By: Josh Bryant
In Plato’s Allegory of the Cave, a group of people live their whole lives chained up in a cave facing a wall, so reality to them is nothing more than the moving images on the wall.
In all actuality, the images on the wall are the projection of shadows produced by objects and people moving amid the cave dwellers’ backs and a light. Once these cave dwellers are free from this cave, they realize that what they thought was reality, was not reality in any sense.
In strength training, many people are incarcerated in myopic views, much like Plato’s allegorical cave. Today, we are going to bust out of this cave and explore a way to transform your physique outside of the established norms.
The sober reality is this doesn’t require a Timothy Leary concoction or any Amazonian Hallucinogens, just a slight paradigm shift.
Arnold Schwarzenegger posed in between workouts, between sets and pretty much any time he wasn’t lifting. By constantly practicing posing, the immortalized “Austrian Oak” was doing much more than enhancing his stage presence. Arnold intuitively knew posing contributed to greater muscular development and enhanced his ability to dominate heavy pig iron.
Metroflex Gym is home to a wide array of colorful characters that makes a Groucho Marx film look like a bunch of Karens at book club meeting. One of the most outspoken, entertaining members is a Masters competitive bodybuilder, Ed Brown. He is constantly harping on “hardening” up for a bodybuilding show via posing sessions, and Ed also says, “It shows the co-eds, Ed is still top of the food chain.”
The late, Dr. Mel Siff’s book, Supertraining, is the cream of the crop when it comes to the science of strength training. Siff discusses bodybuilding posing and refers to it as “load less training” and writes about Russians using “load less training” to strengthen muscles and connective tissue.
To me, this seems totally logical and anecdotes agree that posing can enhance strength and help get you ready for the bodybuilding or Chippendales stage!
Bro Science to Sound Science
The Department of Sports and Life Science at the National Institute of Fitness and Sports in Kanoya, Japan moved this idea from logical speculation to sound science.
The researchers recruited 16 subjects, in their early 20s, in good physical condition.

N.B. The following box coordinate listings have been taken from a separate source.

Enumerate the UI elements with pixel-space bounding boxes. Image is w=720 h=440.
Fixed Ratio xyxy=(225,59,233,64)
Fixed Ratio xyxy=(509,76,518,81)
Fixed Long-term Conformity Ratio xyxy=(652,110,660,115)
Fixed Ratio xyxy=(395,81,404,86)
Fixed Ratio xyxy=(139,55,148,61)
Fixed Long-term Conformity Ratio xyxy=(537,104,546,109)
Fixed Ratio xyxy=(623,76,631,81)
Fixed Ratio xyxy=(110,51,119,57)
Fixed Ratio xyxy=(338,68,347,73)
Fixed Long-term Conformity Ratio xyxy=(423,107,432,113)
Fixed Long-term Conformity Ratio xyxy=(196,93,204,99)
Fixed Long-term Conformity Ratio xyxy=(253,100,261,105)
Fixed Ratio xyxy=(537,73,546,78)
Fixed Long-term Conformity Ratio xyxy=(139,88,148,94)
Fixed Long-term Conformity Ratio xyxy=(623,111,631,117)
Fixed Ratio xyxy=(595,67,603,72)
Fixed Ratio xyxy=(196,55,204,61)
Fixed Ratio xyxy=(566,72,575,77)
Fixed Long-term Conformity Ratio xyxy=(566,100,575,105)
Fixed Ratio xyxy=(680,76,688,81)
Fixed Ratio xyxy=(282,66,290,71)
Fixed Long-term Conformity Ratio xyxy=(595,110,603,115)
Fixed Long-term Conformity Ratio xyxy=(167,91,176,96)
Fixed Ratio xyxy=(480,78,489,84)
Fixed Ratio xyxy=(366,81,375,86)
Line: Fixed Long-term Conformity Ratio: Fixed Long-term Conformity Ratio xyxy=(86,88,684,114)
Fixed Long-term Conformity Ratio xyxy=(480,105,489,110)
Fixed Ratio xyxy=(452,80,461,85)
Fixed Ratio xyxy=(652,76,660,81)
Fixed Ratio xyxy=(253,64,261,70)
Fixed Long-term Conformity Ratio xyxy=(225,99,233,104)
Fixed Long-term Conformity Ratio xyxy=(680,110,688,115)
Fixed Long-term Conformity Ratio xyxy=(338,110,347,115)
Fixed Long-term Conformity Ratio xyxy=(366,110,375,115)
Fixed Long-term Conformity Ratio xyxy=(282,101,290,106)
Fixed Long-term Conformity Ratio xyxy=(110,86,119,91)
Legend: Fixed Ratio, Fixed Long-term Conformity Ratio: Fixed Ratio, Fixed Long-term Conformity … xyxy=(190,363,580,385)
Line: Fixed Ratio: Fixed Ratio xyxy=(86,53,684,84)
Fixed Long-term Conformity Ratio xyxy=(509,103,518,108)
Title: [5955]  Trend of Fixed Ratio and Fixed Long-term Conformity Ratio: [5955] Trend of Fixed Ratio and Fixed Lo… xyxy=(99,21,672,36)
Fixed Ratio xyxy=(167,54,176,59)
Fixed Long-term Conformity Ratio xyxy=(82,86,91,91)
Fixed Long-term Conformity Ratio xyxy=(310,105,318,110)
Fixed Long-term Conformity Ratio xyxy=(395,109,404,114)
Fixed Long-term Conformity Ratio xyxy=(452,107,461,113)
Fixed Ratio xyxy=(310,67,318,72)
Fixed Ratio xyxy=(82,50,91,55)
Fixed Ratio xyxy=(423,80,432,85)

Subjects were divided into a training group with nine people and an inactive group with seven subjects. Over the course of 12 weeks, the training group trained thrice weekly and performed maximal co-contractions of the biceps and the triceps.
In those 12 weeks, the subjects in the training group participated in a 12-week training program with maximal voluntary co-contraction of the biceps and triceps of the right arm three times per week. Basically, with the elbow joint bent to 90 degrees, with a neutral forearm position, subjects contracted as forcefully as possible with the biceps and triceps for four seconds, followed by a four-second relaxation. This was done 10 times per set and five sets were performed per session, with a two-minute rest interval between sets.
The results were mind-blowing.
The training group significantly increased in strength levels in both the biceps and triceps! Both biceps and triceps significantly increased in size. The functional antagonist muscle relationship between the biceps and triceps was not altered.
Take home point—posing can build power and prowess.
Posing assists in developing the ever-important mind-muscle connection. Posing on a regular basis will allow the more efficient contraction of muscles or, what I call “muscle intention”, or purposefully contracting the muscle you are targeting in training.
At the end of your next arms workout, allocate 10 minutes for a finisher. Contract or “flex” the muscle you trained as hard as possible for five seconds, rest for five seconds. Do this for 10 reps, rest two minutes; do this for three sets. We are doing less because we worked out first.
If you want to try this in a separate session, give it a go for 15-20 minutes. Remember, this is not bodybuilding posing exactly, pose as hard as possible, if it requires making a nasty face to contract harder……do it!
If you cannot feel a targeted muscle work in training, “flex” that muscle as hard as possible for five seconds, rest for five seconds and do this three times then execute the movement. So, for example, if you cannot feel the triceps work on triceps pushdowns, extend your arms and contract your triceps as hard as possible for five seconds, rest 5 seconds, do this three times, then execute the movement with enthusiasm because you will now feel your triceps working.
“I only feel it in my biceps” is muttered often after commercial gym neophytes attempt lat pulldowns but you hardly ever hear this from seasoned bodybuilders and this is largely because of posing.
Posing not only builds muscle virtually wear and tear free but posing also enhances kinesthetic awareness making that mind-muscle connection a foregone conclusion.
No one has ever gotten big by posing alone!
Choosing between strength training and posing to maximize muscularity is a no brainer—hit the weights.
To maximally develop a muscle, however, requires a holistic approach with a variety of rep ranges, tempos, intensity levels and contraction types.
Posing is one more useful weapon in your holistic muscle building arsenal!